Nightwatch in the Living City
- Cover art by Robin Wood
- Code: LC3
- Campaign setting: Forgotten Realms
- Authors: Walter Baas, Kira Glass
- First published: 1991

Linked modules
- The Living City

= Nightwatch in the Living City =

Nightwatch in the Living City is a collection of adventures published by the RPGA in 1991 for their Living City shared campaign world set in the Forgotten Realms using the second edition of the fantasy role-playing game Advanced Dungeons & Dragons.

==Plot summary==
The player characters have ventured to the city of Raven's Bluff with hopes of finding fame and fortune, and have joined the City Guard in their night-watch patrols as a means to that end.

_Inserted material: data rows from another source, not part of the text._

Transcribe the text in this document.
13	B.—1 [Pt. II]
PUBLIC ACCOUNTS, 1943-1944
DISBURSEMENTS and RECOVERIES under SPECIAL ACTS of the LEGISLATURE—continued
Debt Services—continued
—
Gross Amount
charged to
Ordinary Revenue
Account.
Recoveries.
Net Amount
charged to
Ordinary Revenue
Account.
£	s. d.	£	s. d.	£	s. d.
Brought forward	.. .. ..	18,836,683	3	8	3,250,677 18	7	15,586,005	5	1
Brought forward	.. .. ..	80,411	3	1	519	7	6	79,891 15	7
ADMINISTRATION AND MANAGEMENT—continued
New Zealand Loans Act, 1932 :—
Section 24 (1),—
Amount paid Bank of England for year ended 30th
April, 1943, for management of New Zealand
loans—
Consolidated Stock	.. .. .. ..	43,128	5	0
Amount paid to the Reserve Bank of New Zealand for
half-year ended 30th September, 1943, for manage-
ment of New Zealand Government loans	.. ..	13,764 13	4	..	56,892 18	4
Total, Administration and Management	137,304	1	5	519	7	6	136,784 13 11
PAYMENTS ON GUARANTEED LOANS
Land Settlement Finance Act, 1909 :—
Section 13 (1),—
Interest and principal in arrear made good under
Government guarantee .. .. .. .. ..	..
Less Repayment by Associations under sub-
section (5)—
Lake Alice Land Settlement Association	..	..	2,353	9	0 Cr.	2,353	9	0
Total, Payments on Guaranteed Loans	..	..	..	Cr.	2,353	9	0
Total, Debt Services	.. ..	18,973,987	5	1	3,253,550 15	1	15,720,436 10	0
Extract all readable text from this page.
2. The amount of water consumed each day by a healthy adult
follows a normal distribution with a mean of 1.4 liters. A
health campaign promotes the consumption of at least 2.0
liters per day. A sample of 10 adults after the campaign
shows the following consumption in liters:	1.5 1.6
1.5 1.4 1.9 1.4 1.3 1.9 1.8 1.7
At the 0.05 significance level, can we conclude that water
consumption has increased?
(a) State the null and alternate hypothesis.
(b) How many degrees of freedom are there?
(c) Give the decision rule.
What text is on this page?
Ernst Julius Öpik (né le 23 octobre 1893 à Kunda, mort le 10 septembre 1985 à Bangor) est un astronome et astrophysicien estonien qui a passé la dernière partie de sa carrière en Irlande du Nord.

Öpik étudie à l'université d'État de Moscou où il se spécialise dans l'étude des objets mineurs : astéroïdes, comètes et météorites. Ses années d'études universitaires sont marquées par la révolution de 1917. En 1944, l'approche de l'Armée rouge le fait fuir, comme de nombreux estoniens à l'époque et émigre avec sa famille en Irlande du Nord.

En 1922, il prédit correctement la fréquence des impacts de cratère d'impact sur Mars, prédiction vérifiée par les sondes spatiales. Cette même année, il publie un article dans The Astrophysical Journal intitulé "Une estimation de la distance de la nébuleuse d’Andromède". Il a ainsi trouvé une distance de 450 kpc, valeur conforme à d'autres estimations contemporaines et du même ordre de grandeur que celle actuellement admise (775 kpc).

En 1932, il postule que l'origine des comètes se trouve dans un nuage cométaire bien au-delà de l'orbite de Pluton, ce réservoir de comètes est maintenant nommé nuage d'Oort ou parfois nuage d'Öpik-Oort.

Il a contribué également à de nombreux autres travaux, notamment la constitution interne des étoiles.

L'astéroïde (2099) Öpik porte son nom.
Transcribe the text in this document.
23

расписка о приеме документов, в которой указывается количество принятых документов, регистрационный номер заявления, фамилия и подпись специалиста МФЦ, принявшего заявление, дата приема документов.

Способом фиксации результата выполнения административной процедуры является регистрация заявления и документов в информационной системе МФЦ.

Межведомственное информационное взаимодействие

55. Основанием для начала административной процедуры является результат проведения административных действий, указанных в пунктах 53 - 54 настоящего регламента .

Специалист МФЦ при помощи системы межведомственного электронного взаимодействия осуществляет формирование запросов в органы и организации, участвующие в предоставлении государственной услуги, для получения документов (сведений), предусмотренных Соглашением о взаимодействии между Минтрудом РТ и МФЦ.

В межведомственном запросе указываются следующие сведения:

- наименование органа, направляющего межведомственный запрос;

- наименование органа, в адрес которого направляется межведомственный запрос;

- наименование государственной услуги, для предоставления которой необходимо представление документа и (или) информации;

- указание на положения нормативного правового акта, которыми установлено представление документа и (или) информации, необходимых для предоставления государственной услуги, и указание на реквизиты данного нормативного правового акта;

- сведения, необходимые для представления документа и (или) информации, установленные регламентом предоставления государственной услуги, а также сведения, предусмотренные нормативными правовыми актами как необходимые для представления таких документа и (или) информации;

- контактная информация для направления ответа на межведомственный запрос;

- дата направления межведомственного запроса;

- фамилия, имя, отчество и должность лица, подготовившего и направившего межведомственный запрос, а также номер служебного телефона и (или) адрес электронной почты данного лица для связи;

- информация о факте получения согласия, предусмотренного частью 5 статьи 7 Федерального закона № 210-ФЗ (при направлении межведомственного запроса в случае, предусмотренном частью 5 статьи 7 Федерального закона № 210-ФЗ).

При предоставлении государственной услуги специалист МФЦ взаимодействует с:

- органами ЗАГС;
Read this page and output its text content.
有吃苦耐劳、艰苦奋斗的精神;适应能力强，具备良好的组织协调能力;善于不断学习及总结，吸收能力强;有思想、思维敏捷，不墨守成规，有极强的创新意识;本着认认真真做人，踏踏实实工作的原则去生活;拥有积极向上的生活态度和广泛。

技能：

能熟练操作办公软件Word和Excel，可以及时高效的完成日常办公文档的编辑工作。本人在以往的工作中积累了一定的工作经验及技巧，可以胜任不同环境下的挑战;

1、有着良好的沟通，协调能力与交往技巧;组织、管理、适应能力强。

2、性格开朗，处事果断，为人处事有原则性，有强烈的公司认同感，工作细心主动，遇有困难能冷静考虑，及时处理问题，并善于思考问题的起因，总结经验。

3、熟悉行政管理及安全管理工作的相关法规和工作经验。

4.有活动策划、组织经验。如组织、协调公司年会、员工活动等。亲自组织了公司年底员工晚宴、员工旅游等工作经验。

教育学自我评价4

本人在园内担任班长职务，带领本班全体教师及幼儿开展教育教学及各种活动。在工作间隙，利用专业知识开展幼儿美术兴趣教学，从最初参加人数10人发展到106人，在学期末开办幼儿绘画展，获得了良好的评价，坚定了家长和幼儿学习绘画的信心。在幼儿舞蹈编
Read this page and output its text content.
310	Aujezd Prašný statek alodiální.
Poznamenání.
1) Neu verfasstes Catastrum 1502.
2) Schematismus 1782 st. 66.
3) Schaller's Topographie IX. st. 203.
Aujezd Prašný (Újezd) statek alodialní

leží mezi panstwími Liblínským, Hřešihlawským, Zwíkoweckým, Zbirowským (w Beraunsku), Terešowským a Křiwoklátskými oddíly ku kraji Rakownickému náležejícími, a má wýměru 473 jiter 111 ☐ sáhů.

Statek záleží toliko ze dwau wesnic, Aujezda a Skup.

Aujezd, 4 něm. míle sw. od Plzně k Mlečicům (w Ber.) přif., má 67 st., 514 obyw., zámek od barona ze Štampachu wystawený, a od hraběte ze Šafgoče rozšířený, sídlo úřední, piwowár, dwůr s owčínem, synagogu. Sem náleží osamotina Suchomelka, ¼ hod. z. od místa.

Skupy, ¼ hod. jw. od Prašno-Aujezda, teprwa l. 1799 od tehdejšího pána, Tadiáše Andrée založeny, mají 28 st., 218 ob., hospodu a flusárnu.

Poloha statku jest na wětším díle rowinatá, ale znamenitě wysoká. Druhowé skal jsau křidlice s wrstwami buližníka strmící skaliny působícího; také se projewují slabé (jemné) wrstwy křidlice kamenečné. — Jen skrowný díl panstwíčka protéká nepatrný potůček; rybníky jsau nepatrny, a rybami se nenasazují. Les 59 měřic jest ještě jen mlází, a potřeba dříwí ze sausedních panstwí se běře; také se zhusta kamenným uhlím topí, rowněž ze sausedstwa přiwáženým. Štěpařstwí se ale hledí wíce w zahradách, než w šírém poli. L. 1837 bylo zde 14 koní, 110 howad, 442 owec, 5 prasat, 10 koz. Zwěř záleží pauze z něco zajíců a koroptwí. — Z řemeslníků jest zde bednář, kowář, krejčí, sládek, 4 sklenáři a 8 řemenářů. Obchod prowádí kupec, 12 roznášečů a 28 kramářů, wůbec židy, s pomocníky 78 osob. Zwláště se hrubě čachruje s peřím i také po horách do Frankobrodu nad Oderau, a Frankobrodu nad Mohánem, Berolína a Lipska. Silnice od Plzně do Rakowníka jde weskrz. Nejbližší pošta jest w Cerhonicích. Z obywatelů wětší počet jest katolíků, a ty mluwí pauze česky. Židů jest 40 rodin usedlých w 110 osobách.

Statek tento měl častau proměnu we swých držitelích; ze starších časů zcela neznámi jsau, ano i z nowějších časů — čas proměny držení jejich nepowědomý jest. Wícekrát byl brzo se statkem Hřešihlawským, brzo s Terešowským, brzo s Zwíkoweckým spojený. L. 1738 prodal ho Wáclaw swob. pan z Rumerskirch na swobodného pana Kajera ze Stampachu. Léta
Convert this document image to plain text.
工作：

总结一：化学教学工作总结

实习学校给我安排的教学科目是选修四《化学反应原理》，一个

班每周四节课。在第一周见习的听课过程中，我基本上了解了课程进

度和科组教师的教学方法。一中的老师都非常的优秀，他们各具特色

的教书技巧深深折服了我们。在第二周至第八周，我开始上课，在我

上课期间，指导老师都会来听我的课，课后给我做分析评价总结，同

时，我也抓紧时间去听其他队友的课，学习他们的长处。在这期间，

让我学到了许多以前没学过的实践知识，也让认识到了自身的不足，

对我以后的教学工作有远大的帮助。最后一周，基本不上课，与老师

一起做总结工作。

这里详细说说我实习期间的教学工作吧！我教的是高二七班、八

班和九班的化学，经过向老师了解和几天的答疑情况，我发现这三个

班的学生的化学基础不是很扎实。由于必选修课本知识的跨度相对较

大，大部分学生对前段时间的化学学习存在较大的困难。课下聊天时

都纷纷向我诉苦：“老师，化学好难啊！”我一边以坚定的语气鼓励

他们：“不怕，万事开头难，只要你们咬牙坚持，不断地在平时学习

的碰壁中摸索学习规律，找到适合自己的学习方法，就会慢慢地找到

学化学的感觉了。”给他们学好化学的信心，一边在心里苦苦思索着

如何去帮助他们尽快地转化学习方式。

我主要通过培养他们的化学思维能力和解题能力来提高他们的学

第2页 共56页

Events and encounters follow a sort of flow chart, with several linked episodes leading to a minor climax, with a major-action climax to end the adventure. Narrative frame and DM-control hooks carry the PCs from scene to scene, but within each scene the players and DM are free to explore a variety of approaches in solving conflicts. All the action in the module takes place in a single night in the setting.

==Publication history==
RPGA was the tournament division of TSR, and had been quite popular in the early 1980s. By 1987, in the face of decreasing membership as D&D tournaments fell out of fashion, RPGA introduced a "shared" campaign setting called "Living City" that was set in the city of Ravens Bluff and presented at conventions. This resulted in the "Living City" series of supplements and adventures; the third in the series was LC3 Nightwatch in The Living City, a 32-page adventure module based on an adventure that had been designed by Walter Baas and Kira Glass for RPGA tournament play. The adventure was adapted for publication with cover art by Robin Wood, interior art by Kevin Ward and cartography by Valerie Valusek. Nightwatch was published in 1991 by TSR under the RPGA imprint.

==Reception==
In Issue 171 of Dragon (July 1991), Ken Rolston called Nightwatch "a perfect example of how convention design and playtesting can produce a first-class adventure". Rolston calls the adventure challenges "lovely role-playing set pieces", attributing this to the RPGA Network making "a special effort to encourage the role-playing elements of FRP gaming". Rolston noted that Nightwatch is "all the more remarkable because city role-playing scenarios are notoriously tricky to run. Nightwatch simplifies the DM's task by providing a narrative framework [...] that leads the PCs from one conflict to another so smoothly that they aren't tempted to wander off into the city streets. In particular, the skillful dramatic staging of the PCs' induction to the Nightwatch gets the PCs quickly into character and into the spirit of the adventure." Rolston concluded by saying: "This is an inspiring piece of work, perfect to run as is or to use for stealing ideas. A well-rigged narrative structure is given, yet with ample roleplaying and improvisational opportunities for DM and players. Also present is a host of nifty characters to deal with and plot puzzles to solve, featuring numerous sly and surprising variations on conventional AD&D game cliches. Finally, good fun in abundance. I highly recommend this."

In his 2023 book Monsters, Aliens, and Holes in the Ground, RPG historian Stu Horvath disparaged the cover art of the entire series of Living City books, saying, "The covers are surprisingly second rate for what amounted to a new and exciting way to play D&D." The one exception in Horvath's opinion was Nightwatch: "The best of the lot is Robin Wood's delightfully overjoyed thief, but Nightwatch is the least interesting of the books — more a traditional adventure than an expansion of the Living City concept."